Ce qui m'a touché au-delà de tout dans ce "Jean Rochefort par lui-même" en quelque sorte tient d'abord à la profondeur, à la finesse et au caractère universel de ses réflexions, notamment sur la mort et sur sa passion de l'échec qui, aussi paradoxale qu'elle soit, habite beaucoup plus d'êtres qu'on ne pense. Il y a des dilections tristes qui prennent une place infinie et, en tout cas, telle que le goût du bonheur n'en a plus pour lui.

Surtout, Jean Rochefort raconte une anecdote terrible dont il a été le témoin quand il était âgé de 14 ans, en 1944 :"La première femme nue que j'ai vue était enchaînée, couverte de croix gammées et de crachats... J'envisageais de la sauver, tel Don Quichotte. Bien sûr, je me suis dégonflé".

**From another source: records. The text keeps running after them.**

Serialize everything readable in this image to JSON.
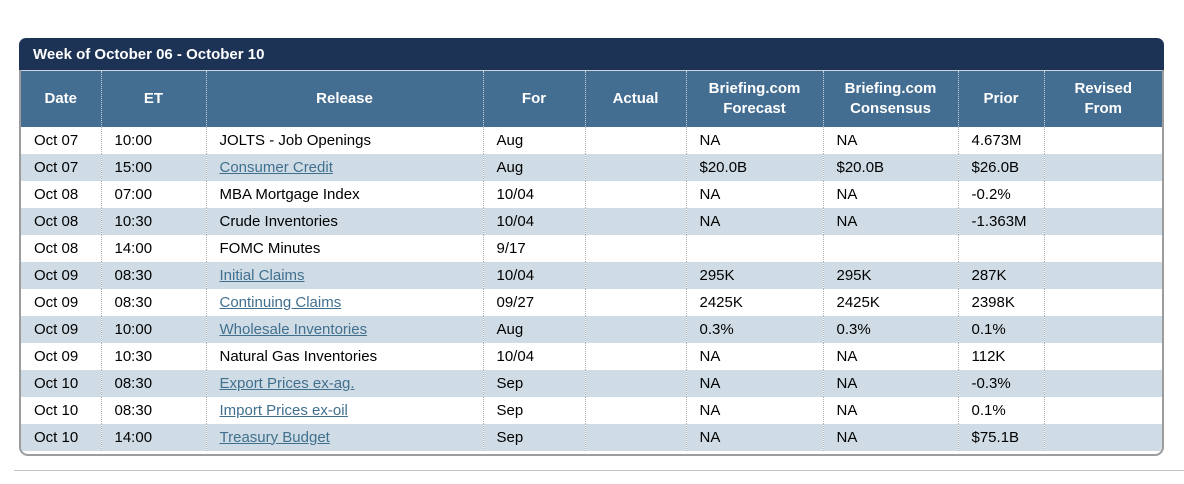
{
  "colors": {
    "title_bg": "#1c3355",
    "header_bg": "#436d91",
    "alt_row_bg": "#cfdce5",
    "link_color": "#41708f",
    "border_gray": "#9c9c9c"
  },
  "calendar": {
    "title": "Week of October 06 - October 10",
    "columns": [
      {
        "label": "Date"
      },
      {
        "label": "ET"
      },
      {
        "label": "Release"
      },
      {
        "label": "For"
      },
      {
        "label": "Actual"
      },
      {
        "label": "Briefing.com\nForecast"
      },
      {
        "label": "Briefing.com\nConsensus"
      },
      {
        "label": "Prior"
      },
      {
        "label": "Revised\nFrom"
      }
    ],
    "rows": [
      {
        "date": "Oct 07",
        "et": "10:00",
        "release": "JOLTS - Job Openings",
        "is_link": false,
        "for": "Aug",
        "actual": "",
        "forecast": "NA",
        "consensus": "NA",
        "prior": "4.673M",
        "revised_from": ""
      },
      {
        "date": "Oct 07",
        "et": "15:00",
        "release": "Consumer Credit",
        "is_link": true,
        "for": "Aug",
        "actual": "",
        "forecast": "$20.0B",
        "consensus": "$20.0B",
        "prior": "$26.0B",
        "revised_from": ""
      },
      {
        "date": "Oct 08",
        "et": "07:00",
        "release": "MBA Mortgage Index",
        "is_link": false,
        "for": "10/04",
        "actual": "",
        "forecast": "NA",
        "consensus": "NA",
        "prior": "-0.2%",
        "revised_from": ""
      },
      {
        "date": "Oct 08",
        "et": "10:30",
        "release": "Crude Inventories",
        "is_link": false,
        "for": "10/04",
        "actual": "",
        "forecast": "NA",
        "consensus": "NA",
        "prior": "-1.363M",
        "revised_from": ""
      },
      {
        "date": "Oct 08",
        "et": "14:00",
        "release": "FOMC Minutes",
        "is_link": false,
        "for": "9/17",
        "actual": "",
        "forecast": "",
        "consensus": "",
        "prior": "",
        "revised_from": ""
      },
      {
        "date": "Oct 09",
        "et": "08:30",
        "release": "Initial Claims",
        "is_link": true,
        "for": "10/04",
        "actual": "",
        "forecast": "295K",
        "consensus": "295K",
        "prior": "287K",
        "revised_from": ""
      },
      {
        "date": "Oct 09",
        "et": "08:30",
        "release": "Continuing Claims",
        "is_link": true,
        "for": "09/27",
        "actual": "",
        "forecast": "2425K",
        "consensus": "2425K",
        "prior": "2398K",
        "revised_from": ""
      },
      {
        "date": "Oct 09",
        "et": "10:00",
        "release": "Wholesale Inventories",
        "is_link": true,
        "for": "Aug",
        "actual": "",
        "forecast": "0.3%",
        "consensus": "0.3%",
        "prior": "0.1%",
        "revised_from": ""
      },
      {
        "date": "Oct 09",
        "et": "10:30",
        "release": "Natural Gas Inventories",
        "is_link": false,
        "for": "10/04",
        "actual": "",
        "forecast": "NA",
        "consensus": "NA",
        "prior": "112K",
        "revised_from": ""
      },
      {
        "date": "Oct 10",
        "et": "08:30",
        "release": "Export Prices ex-ag.",
        "is_link": true,
        "for": "Sep",
        "actual": "",
        "forecast": "NA",
        "consensus": "NA",
        "prior": "-0.3%",
        "revised_from": ""
      },
      {
        "date": "Oct 10",
        "et": "08:30",
        "release": "Import Prices ex-oil",
        "is_link": true,
        "for": "Sep",
        "actual": "",
        "forecast": "NA",
        "consensus": "NA",
        "prior": "0.1%",
        "revised_from": ""
      },
      {
        "date": "Oct 10",
        "et": "14:00",
        "release": "Treasury Budget",
        "is_link": true,
        "for": "Sep",
        "actual": "",
        "forecast": "NA",
        "consensus": "NA",
        "prior": "$75.1B",
        "revised_from": ""
      }
    ]
  }
}
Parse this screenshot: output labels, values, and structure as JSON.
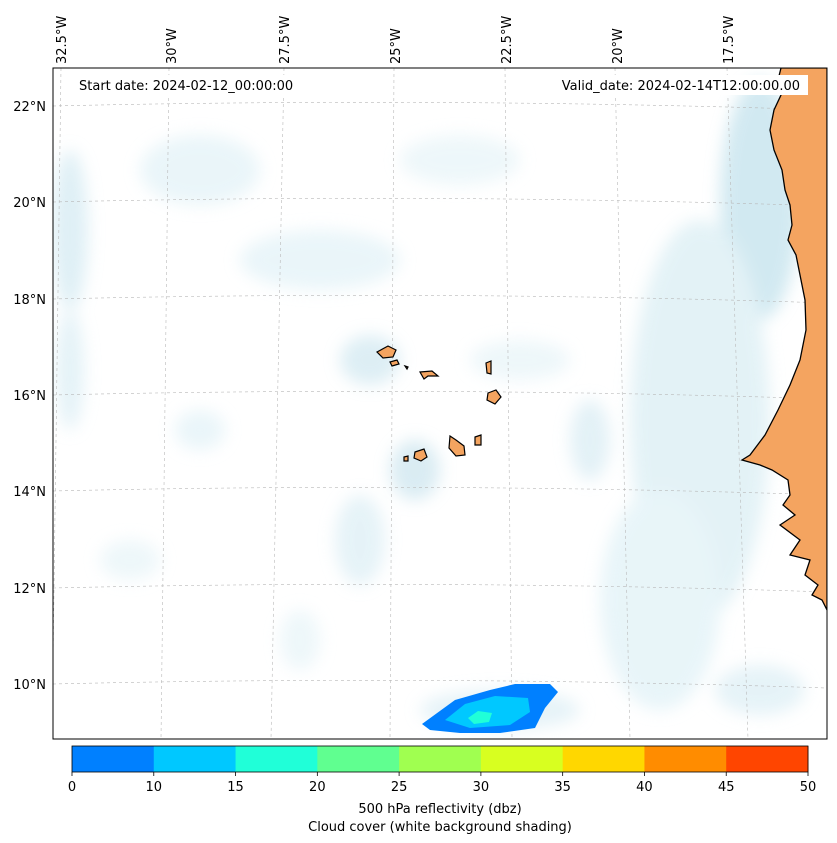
{
  "map": {
    "start_date": "Start date: 2024-02-12_00:00:00",
    "valid_date": "Valid_date: 2024-02-14T12:00:00.00",
    "lon_labels": [
      "32.5°W",
      "30°W",
      "27.5°W",
      "25°W",
      "22.5°W",
      "20°W",
      "17.5°W"
    ],
    "lat_labels": [
      "22°N",
      "20°N",
      "18°N",
      "16°N",
      "14°N",
      "12°N",
      "10°N"
    ],
    "land_color": "#f4a460",
    "cloud_color": "#add8e6",
    "ocean_color": "#ffffff",
    "reflectivity_colors": [
      "#0080ff",
      "#00c8ff",
      "#20ffd8"
    ]
  },
  "colorbar": {
    "ticks": [
      "0",
      "10",
      "15",
      "20",
      "25",
      "30",
      "35",
      "40",
      "45",
      "50"
    ],
    "colors": [
      "#0080ff",
      "#00c8ff",
      "#20ffd8",
      "#60ff90",
      "#a0ff50",
      "#d8ff20",
      "#ffd700",
      "#ff8c00",
      "#ff4500"
    ],
    "label_line1": "500 hPa reflectivity (dbz)",
    "label_line2": "Cloud cover (white background shading)"
  }
}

Il y a tout ce que j'aime dans ce récit : la révolte, la compassion, la lucidité, la dérision à l'égard de soi. Jean Rochefort donc, tout entier déjà.

Mais il manque quelque chose qui est fondamental. Puisque Jean Rochefort va au plus juste, au plus près :"De cette période m'est restée une inquiétude très grande vis-à-vis des hommes en groupe qui risquent de perdre objectivité, tendresse et lucidité... Du coup j'ai choisi de vivre dans la fiction."

Si la vraie vie ne se résume pas à cette scène odieuse et même quand d'autres expériences vous ont marqués, comme je suis accordé à cette menace du collectif sur la personne quand la solitude souvent la sauve en dépit des apparences ! Comme Jean Rochefort, avec cette règle d'existence suscitée par le pire à l'âge de 14 ans, montre que dans le milieu artistique, il est quasiment seul avec son courage et son indifférence à l'esprit convenu !

Sur lui, je me suis trompé énormément.